Vögel zählen war der Anfang: Citizen-Science-Projekte haben immer größeren Zulauf. Auch an der LMU bringen sich Bürgerinnen und Bürger aktiv in die Forschung ein.

© picture alliance/dpa

„Raus aus dem Elfenbeinturm“ – diese Aufforderung wird oft ins Feld geführt, wenn es um Citizen Science geht. Bürgerbeteiligung wird von der Wissenschaftspolitik stark gefördert, in immer mehr Forschungsprojekte können sich interessierte Laien aktiv einbringen. An der LMU sind Beobachtungen zu Süßwasserquallen und Wildbienen, Beiträge zum alpenländischen Wortschatz, Monitoring zu Auswirkungen des Klimawandels oder die Verschlagwortung von Kunst nur einige Beispiele für Wissenschaft zum Mitmachen. Die Idee hinter Citizen Science ist nicht nur, neues Wissen zu generieren: Sie soll auch dazu beitragen, Wissenschaft in die Gesellschaft zu tragen und das Vertrauen zwischen Wissenschaft und Zivilgesellschaft zu stärken – gerade in Zeiten von Wissenschaftsskeptizismus und alternativen Fakten eine wichtige Aufgabe.
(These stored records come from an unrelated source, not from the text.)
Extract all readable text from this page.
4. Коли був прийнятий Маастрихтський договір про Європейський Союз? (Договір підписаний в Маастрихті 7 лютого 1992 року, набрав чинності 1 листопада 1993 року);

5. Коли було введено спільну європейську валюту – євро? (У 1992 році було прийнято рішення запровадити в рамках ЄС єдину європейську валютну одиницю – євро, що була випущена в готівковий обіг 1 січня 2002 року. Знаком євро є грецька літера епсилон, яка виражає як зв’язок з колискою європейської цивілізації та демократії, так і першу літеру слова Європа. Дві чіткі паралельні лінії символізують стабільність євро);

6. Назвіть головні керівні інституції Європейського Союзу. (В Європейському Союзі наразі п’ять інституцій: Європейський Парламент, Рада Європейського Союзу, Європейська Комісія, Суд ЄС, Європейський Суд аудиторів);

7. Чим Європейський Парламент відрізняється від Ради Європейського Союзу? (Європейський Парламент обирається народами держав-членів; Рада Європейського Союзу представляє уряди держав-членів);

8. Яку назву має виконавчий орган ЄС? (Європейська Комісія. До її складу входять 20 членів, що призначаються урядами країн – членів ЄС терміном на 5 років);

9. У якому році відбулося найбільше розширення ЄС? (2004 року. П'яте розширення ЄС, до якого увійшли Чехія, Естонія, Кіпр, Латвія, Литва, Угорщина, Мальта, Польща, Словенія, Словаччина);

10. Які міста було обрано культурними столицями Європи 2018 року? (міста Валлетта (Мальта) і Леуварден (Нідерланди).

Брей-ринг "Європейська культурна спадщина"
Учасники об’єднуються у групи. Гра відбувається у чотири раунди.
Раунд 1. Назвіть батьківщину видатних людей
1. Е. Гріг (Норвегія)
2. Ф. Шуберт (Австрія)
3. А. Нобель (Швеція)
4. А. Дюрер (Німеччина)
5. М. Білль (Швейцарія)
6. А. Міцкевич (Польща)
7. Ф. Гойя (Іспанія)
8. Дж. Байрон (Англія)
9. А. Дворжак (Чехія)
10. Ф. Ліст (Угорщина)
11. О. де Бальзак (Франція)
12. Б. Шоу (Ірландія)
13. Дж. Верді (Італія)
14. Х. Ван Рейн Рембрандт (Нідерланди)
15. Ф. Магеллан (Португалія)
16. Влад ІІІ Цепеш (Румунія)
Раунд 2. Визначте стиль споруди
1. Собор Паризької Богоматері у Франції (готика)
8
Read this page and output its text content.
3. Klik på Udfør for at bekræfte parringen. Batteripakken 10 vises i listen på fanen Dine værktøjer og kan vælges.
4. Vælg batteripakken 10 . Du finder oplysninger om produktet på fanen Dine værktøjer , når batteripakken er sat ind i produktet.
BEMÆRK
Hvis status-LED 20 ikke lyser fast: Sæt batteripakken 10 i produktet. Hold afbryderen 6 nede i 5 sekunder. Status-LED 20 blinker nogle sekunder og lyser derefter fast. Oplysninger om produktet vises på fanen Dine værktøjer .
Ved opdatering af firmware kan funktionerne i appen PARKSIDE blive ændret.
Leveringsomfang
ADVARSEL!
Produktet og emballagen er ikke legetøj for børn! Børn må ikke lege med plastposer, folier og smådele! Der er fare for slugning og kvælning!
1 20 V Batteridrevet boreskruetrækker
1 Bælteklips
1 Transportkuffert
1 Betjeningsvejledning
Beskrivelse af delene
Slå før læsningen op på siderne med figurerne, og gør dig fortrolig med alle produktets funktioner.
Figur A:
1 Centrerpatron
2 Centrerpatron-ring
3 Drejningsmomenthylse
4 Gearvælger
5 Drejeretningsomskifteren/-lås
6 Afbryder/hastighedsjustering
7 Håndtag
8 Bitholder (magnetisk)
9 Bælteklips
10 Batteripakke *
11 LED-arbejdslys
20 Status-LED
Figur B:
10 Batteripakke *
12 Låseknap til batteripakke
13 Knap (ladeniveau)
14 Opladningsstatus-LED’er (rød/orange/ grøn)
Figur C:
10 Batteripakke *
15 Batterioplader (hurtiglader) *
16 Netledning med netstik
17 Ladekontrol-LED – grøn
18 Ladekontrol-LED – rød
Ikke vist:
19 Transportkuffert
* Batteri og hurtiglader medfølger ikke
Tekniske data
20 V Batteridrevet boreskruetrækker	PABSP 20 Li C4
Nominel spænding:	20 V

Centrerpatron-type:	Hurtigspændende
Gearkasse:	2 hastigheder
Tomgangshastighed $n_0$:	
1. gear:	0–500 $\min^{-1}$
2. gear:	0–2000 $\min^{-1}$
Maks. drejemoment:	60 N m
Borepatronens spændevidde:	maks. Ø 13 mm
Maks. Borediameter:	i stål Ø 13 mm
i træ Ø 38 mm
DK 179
Dabei ist die Beteiligung von Amateuren an wissenschaftlichen Studien kein neues Phänomen: „Citizen Science hat eine viel längere Geschichte, als man gemeinhin annimmt“, sagt Henrike Rau, Professorin für Sozialgeographie mit Schwerpunkt Nachhaltigkeitsforschung am Department für Geographie. Im Rahmen des Citizen-Science-Verbundprojekts BAYSICS untersuchte die Geographin, wie Menschen auf Klimaschutzmaßnahmen blicken. Beispielsweise in der Biologie oder der Astronomie sind Menschen ohne formale Ausbildung seit Jahrhunderten an der Sammlung von Daten und Beobachtungen beteiligt – selbst Charles Darwin nahm streng genommen als Amateur an der Beagle-Expedition teil, da er eigentlich Theologe war. Als erste organisierte Zusammenarbeit von Bürgern und Wissenschaftlern gilt der von der Audubon Society in den USA veranstaltete Christmas Bird Count, eine Vogelzählung, die erstmals Weihnachten 1900 durchgeführt wurde und seither jährlich stattfindet.

Unterschiedliche Formate

„Citizen Science kommt ursprünglich sehr stark aus Bereichen wie Biologie und Ökologie, wo es darum ging, große Datensätze zusammenzutragen, für die es viele Köpfe braucht“, so Rau. Auch heute noch wird Citizen Science oft eingesetzt, um in einem Umfang Daten zu generieren, den Forschende alleine nicht bewältigen können. Auch durch die Digitalisierung gibt es immer neue Möglichkeiten für Bürgerbeteiligung in den verschiedensten Disziplinen. So muss man etwa dank moderner Bestimmungs-Apps bei vielen Fragestellungen kein eingefleischter Hobby-Ornithologe oder Pflanzenkundler mehr sein, um mitzumachen.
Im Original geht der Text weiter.